Amizades verdadeiras são como árvores de raízes profundas
Reportagem-entrevista de Andreia Gonçalves para a Voz de Lamego

O valor da amizade é incalculável. Mais ainda, quando atravessam a história e ultrapassam os 50 anos. Nem com as barreiras e pontes longínquas, as duas amigas que encontrei se perderam. Conheça esta história, que tem valor de joia rara.
Alzira e Lurdes estão separadas por um oceano, a primeira vive e trabalha em Lamego, e a outra lá no país irmão, Brasil. Ambas filhas de portugueses, e nascidas em Angola. Foi em Luanda que viram nascer a amizade que seria para a vida. “Éramos vizinhas, morávamos na Vila Clotilde e estudávamos no Liceu Feminino que era uma referência muito forte da juventude da cidade de Luanda”, diz Lurdes com o seu sotaque doce que há anos recebeu de presente do país que a acolheu, a si e aos seus pais, quando os portugueses tiveram de abandonar as suas vidas, após 1974, e recomeçarem, onde quer que fosse, sem medo. Lurdes e Alzira lembram os tempos de meninas de Angola, com muita diversão, sorriso e calor. Ao chegarem do Liceu “reuníamo-nos no portão da minha casa e assim convivíamos com os amigos que também eram nossos vizinhos”. “Nas manhãs de domingo íamos à praia na Ilha de Luanda e à tarde às matinés no cinema em frente à Liga Nacional Africana ou ao Clube Transmontano onde havia uns bailes únicos”. Alzira acrescenta que “para não irmos sozinhas, a mãe da Lurdes e a minha irmã mais velha iam connosco, era engraçado, o pai dela tinha um táxi e então íamos todas no carro (a Lurdes, a mãe, a irmã, eu e minha irmã), ele deixava-nos lá e depois ia buscar-nos”.
A separação foi muito rápida e muito difícil, entre os 16 anos de uma e os 17 da outra, e não tínhamos muito tempo para pensar no que faríamos.
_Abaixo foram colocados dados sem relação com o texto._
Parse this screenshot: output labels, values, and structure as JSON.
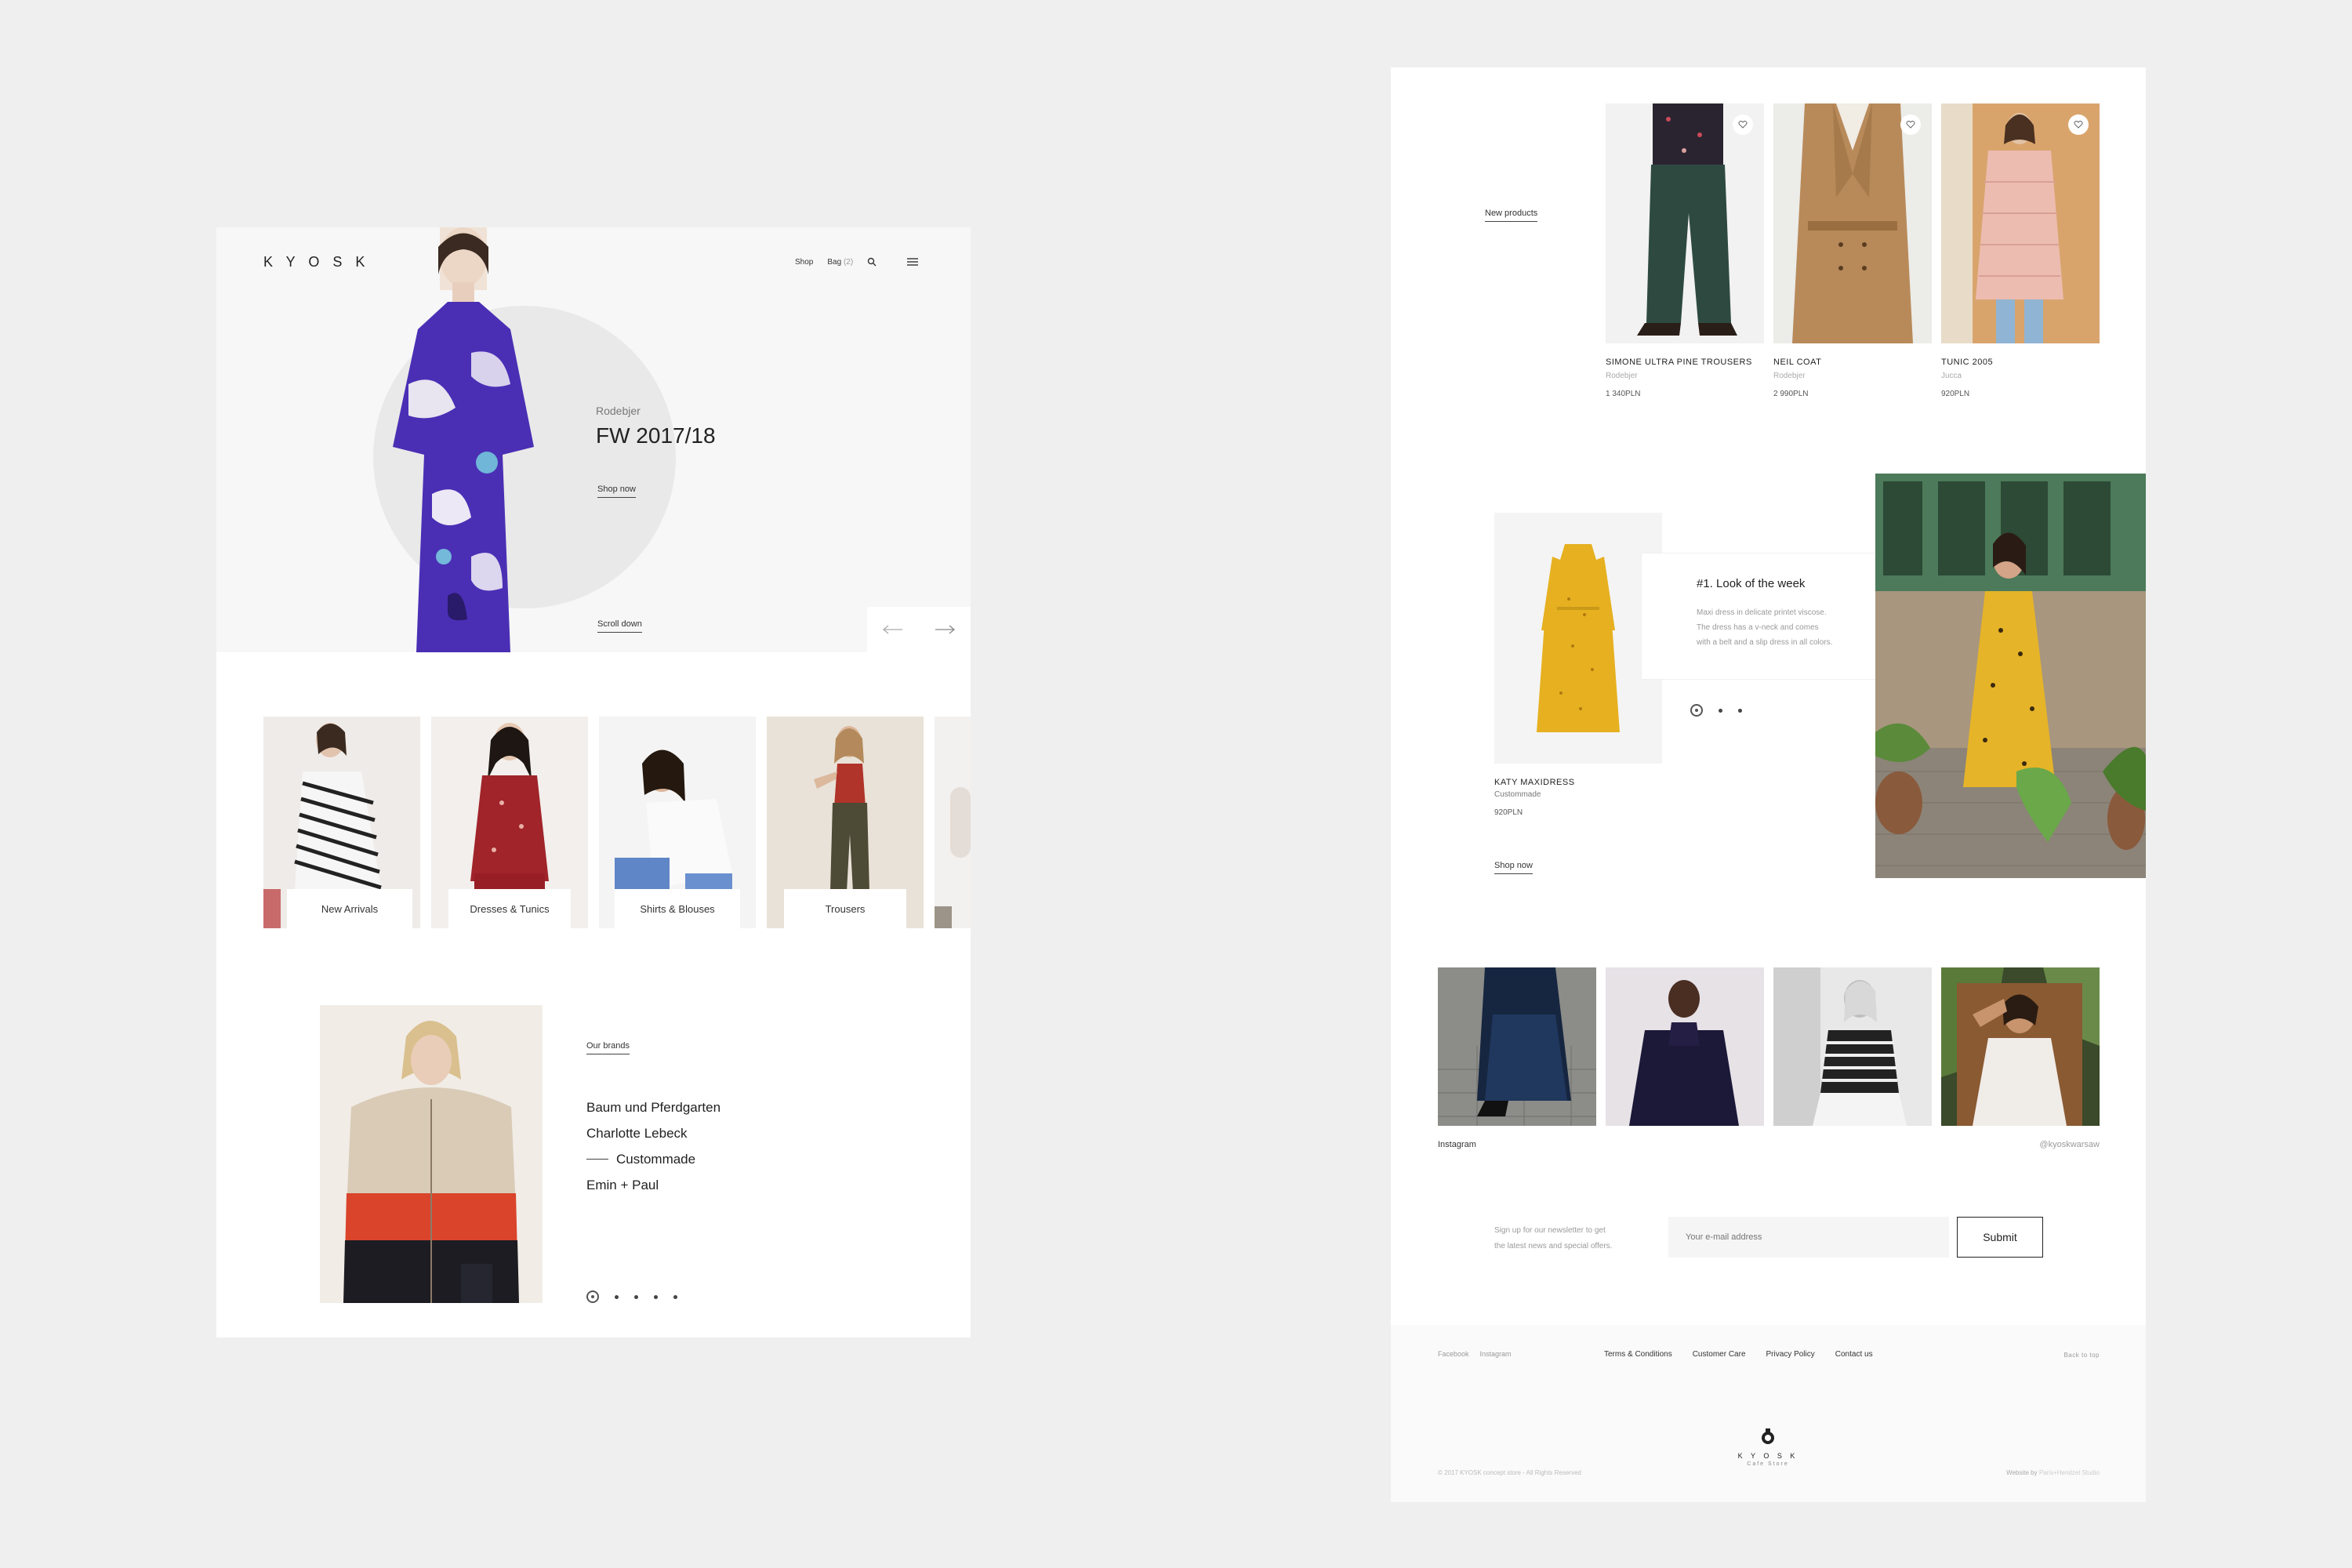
{
  "left": {
    "logo": "K Y O S K",
    "nav": {
      "shop": "Shop",
      "bag": "Bag",
      "bag_count": "(2)"
    },
    "hero": {
      "brand": "Rodebjer",
      "title": "FW 2017/18",
      "cta": "Shop now",
      "scroll": "Scroll down"
    },
    "categories": [
      {
        "label": "New Arrivals"
      },
      {
        "label": "Dresses & Tunics"
      },
      {
        "label": "Shirts & Blouses"
      },
      {
        "label": "Trousers"
      }
    ],
    "brands": {
      "heading": "Our brands",
      "items": [
        "Baum und Pferdgarten",
        "Charlotte Lebeck",
        "Custommade",
        "Emin + Paul"
      ]
    }
  },
  "right": {
    "new_products": {
      "heading": "New products",
      "items": [
        {
          "name": "SIMONE ULTRA PINE TROUSERS",
          "brand": "Rodebjer",
          "price": "1 340PLN"
        },
        {
          "name": "NEIL COAT",
          "brand": "Rodebjer",
          "price": "2 990PLN"
        },
        {
          "name": "TUNIC 2005",
          "brand": "Jucca",
          "price": "920PLN"
        }
      ]
    },
    "look": {
      "title": "#1. Look of the week",
      "desc_1": "Maxi dress in delicate printet viscose.",
      "desc_2": "The dress has a v-neck and comes",
      "desc_3": "with a belt and a slip dress in all colors.",
      "product_name": "KATY MAXIDRESS",
      "product_brand": "Custommade",
      "product_price": "920PLN",
      "cta": "Shop now"
    },
    "instagram": {
      "label": "Instagram",
      "handle": "@kyoskwarsaw"
    },
    "newsletter": {
      "text_1": "Sign up for our newsletter to get",
      "text_2": "the latest news and special offers.",
      "placeholder": "Your e-mail address",
      "submit": "Submit"
    },
    "footer": {
      "social": [
        "Facebook",
        "Instagram"
      ],
      "links": [
        "Terms & Conditions",
        "Customer Care",
        "Privacy Policy",
        "Contact us"
      ],
      "back_to_top": "Back to top",
      "copyright": "© 2017 KYOSK concept store - All Rights Reserved",
      "logo": "K Y O S K",
      "logo_sub": "Cafe Store",
      "credit_prefix": "Website by",
      "credit_name": "Paris+Hendzel Studio"
    }
  },
  "colors": {
    "accent": "#5a3fb3",
    "background": "#efefef",
    "panel": "#ffffff"
  }
}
Os sonhos derreteram-se rapidamente. “A minha família tinha a opção de vir para o Brasil ou ir para Portugal, mas por motivo de doença, o meu pai estava a padecer de cancro e precisaria morar num país tropical, decidimos vir para o Brasil” explica Lurdes.
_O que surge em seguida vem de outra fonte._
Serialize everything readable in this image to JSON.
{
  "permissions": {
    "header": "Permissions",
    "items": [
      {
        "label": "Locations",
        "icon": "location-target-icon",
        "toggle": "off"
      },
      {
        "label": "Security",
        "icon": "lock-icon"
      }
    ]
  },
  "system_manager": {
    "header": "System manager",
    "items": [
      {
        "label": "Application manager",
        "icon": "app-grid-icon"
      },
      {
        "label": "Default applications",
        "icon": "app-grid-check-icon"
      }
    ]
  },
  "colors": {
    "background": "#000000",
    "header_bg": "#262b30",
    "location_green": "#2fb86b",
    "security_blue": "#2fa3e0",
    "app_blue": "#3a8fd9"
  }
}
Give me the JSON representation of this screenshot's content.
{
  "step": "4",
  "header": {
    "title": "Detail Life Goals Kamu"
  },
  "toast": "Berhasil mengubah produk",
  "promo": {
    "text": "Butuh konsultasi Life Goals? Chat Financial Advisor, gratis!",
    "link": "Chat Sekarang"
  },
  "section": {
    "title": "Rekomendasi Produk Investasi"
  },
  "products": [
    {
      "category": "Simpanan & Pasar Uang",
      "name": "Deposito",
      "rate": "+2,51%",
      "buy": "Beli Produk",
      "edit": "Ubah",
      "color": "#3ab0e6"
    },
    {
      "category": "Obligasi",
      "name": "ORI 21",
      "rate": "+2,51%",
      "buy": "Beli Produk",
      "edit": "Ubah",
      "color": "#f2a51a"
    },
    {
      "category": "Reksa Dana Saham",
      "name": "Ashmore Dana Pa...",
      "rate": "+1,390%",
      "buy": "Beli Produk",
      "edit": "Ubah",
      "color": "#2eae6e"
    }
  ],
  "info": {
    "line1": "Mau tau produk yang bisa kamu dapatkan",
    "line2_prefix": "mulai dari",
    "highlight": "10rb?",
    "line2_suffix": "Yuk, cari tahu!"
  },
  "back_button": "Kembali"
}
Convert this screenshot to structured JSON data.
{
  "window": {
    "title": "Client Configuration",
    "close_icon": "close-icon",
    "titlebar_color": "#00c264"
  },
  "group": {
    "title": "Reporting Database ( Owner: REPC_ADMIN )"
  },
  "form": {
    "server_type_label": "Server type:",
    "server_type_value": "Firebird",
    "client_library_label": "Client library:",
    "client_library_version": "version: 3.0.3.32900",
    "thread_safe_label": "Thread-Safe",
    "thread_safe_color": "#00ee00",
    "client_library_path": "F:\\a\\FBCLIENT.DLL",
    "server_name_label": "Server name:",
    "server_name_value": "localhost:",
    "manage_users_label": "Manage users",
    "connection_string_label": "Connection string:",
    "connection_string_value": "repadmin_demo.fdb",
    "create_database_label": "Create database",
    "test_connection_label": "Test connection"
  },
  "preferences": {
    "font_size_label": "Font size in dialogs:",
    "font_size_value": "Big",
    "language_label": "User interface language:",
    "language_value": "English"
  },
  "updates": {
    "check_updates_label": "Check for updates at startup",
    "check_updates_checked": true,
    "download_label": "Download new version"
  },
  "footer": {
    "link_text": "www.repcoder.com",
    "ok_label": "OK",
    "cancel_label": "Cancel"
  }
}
Para Alzira foi uma separação muito sentida! “Pois veio-me logo à cabeça que não nos íamos ver mais, que a nossa amizade ficava por ali, porque íamos para muito longe uma da outra, eu vinha para Portugal e a Lurdes para o Brasil. Tudo isto foi em 1975, portanto há 45 anos, para mim era impensável ir ao Brasil visitar a minha amiga, pois o Brasil não era logo ali ao lado… A mãe da minha amiga (que também era muito amiga da minha mãe) ainda queria que fôssemos todos para o Brasil com eles e começávamos lá uma vida nova. Mas tal não aconteceu, porque aqui em Portugal já tínhamos pelo menos uma casinha e uns terrenos, que por ironia do destino ou não, tínhamos herdado do meu avô paterno precisamente um ano antes quando viemos a Portugal de Graciosa, e as minhas tias e o meu avô quiseram aproveitar a estadia do meu pai para fazerem as partilhas, pois não tínhamos intenção de vir a Portugal tão depressa. Fizeram-se as partilhas e o meu avô faleceu uns meses a seguir.
Se não tivesse acontecido isso era provável que também fôssemos para o Brasil com eles.
Na altura da separação não me lembro de ter havido troca de direções, só sabíamos que eram de Loulé e que iam para o Brasil, e elas sabiam que os meus pais eram de Nagosa – Moimenta da Beira”, diz Alzira, relembrando o coração apertado da altura.
A separação de duas amigas foi inevitável, e havia a incerteza por toda a parte, contudo, continuaram durante anos a alimentar a amizade por carta, que atravessavam, o atlântico, nas datas mais marcantes como aniversário ou Natal. Foram precisos 25 anos, para que no ano 2000, as amigas pudessem viver um abraço, novamente, Encontraram-se em Lamego e descrevem este momento como mágico de enorme emotividade.
Agora, passaram os sessentas, e são as novas tecnologias que facilitam as comunicações. “No começo a Alzira não tinha Facebook mas trocámos e-mails, conversávamos pelo Skype e agora conversamos por WhatsApp, por Messenger, as nossas mães também conversam e a interação ficou muito fácil”.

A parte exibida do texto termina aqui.